— Когда тебе шестнадцать и ты колешься героином, много времени уходит на добычу денег, — сказал Сальвадор. — Я был слишком занят воровством сумочек у туристов и попытками скрыться от полиции.
— Почему ты так рано начал курить гашиш?
— Все его курили. Тогда его можно было купить в баре вместе с кока-колой.
— Все равно, десять лет — это слишком рано.
— Вероятно, я был несчастлив, — неуверенно улыбнулся Сальвадор.
— Из-за домашних неприятностей?
— Мой отец был очень строгим, — сказал Сальвадор. — Он нас бил.

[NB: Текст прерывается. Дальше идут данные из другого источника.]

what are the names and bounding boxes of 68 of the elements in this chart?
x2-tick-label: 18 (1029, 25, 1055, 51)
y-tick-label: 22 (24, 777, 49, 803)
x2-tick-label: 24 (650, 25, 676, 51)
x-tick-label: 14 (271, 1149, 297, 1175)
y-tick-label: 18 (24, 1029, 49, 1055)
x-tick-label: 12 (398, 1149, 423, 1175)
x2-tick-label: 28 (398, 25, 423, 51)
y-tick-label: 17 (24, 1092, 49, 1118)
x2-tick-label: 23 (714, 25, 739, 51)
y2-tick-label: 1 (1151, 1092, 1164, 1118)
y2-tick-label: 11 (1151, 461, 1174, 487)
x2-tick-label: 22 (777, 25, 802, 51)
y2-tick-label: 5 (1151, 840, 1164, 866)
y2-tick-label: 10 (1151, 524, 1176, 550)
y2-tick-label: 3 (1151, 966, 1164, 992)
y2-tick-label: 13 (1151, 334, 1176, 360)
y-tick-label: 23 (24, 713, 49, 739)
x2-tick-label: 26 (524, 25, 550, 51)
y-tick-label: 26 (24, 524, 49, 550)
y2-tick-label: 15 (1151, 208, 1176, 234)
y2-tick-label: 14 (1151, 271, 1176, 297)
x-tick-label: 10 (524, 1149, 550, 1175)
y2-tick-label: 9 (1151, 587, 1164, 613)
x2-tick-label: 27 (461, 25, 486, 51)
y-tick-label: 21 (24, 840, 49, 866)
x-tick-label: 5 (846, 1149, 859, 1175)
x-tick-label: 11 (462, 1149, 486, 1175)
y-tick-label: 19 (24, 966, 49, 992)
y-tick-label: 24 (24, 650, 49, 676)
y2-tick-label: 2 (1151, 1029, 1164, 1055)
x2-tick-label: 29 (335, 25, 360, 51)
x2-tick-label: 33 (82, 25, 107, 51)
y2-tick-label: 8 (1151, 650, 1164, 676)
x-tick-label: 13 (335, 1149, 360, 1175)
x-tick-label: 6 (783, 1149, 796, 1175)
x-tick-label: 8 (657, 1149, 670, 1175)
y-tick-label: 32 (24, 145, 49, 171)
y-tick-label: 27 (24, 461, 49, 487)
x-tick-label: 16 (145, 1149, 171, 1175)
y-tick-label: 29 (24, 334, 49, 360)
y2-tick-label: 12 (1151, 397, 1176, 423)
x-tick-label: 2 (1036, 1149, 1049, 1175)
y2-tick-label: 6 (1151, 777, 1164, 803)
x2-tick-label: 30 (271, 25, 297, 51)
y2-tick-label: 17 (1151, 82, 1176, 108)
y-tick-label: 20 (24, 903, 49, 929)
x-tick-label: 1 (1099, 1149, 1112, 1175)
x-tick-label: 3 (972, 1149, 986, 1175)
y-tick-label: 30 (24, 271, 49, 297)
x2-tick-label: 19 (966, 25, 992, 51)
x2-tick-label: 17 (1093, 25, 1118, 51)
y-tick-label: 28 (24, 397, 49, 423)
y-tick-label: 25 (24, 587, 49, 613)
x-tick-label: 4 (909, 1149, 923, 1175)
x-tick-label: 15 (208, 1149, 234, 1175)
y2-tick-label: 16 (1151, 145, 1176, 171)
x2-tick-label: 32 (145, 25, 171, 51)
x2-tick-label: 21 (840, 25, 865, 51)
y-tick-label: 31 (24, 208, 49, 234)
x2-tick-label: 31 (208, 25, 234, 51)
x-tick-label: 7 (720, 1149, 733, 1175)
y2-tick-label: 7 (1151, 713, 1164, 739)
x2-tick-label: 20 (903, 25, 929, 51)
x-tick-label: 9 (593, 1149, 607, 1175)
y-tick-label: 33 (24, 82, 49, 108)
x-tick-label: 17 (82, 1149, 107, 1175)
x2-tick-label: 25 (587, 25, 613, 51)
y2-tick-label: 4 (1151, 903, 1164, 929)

— Что значит «нас»? Тебя и твою сестру?
— Не сестру… Она его не интересовала.
— Не интересовала? — переспросил Фалькон. Сальвадор раздавил сигарету и зажал руки коленями.
— Слушайте, — обиделся он. — Я не люблю… оскорблений.
— Я просто хотел точнее понять, о чем ты говоришь, вот и все, — объяснил Фалькон.
— Она могла делать что угодно — я это имел в виду.
— Тогда кто такие «мы», когда ты говоришь, что он «вас» бил?
— Мои друзья, — ответил Сальвадор, дернув плечом.
— А что говорили родители твоих друзей, когда твой отец бил их детей?
— Он всегда обещал, что не расскажет, как плохо они себя вели, так что родителям не сообщали.
Фалькон посмотрел на Ферреру, та подняла брови и перевела взгляд на Сальвадора. На лбу его выступил пот, хотя кондиционер интенсивно работал.
— Когда была последняя доза? — спросил Фалькон.
— Я в порядке, — ответил он.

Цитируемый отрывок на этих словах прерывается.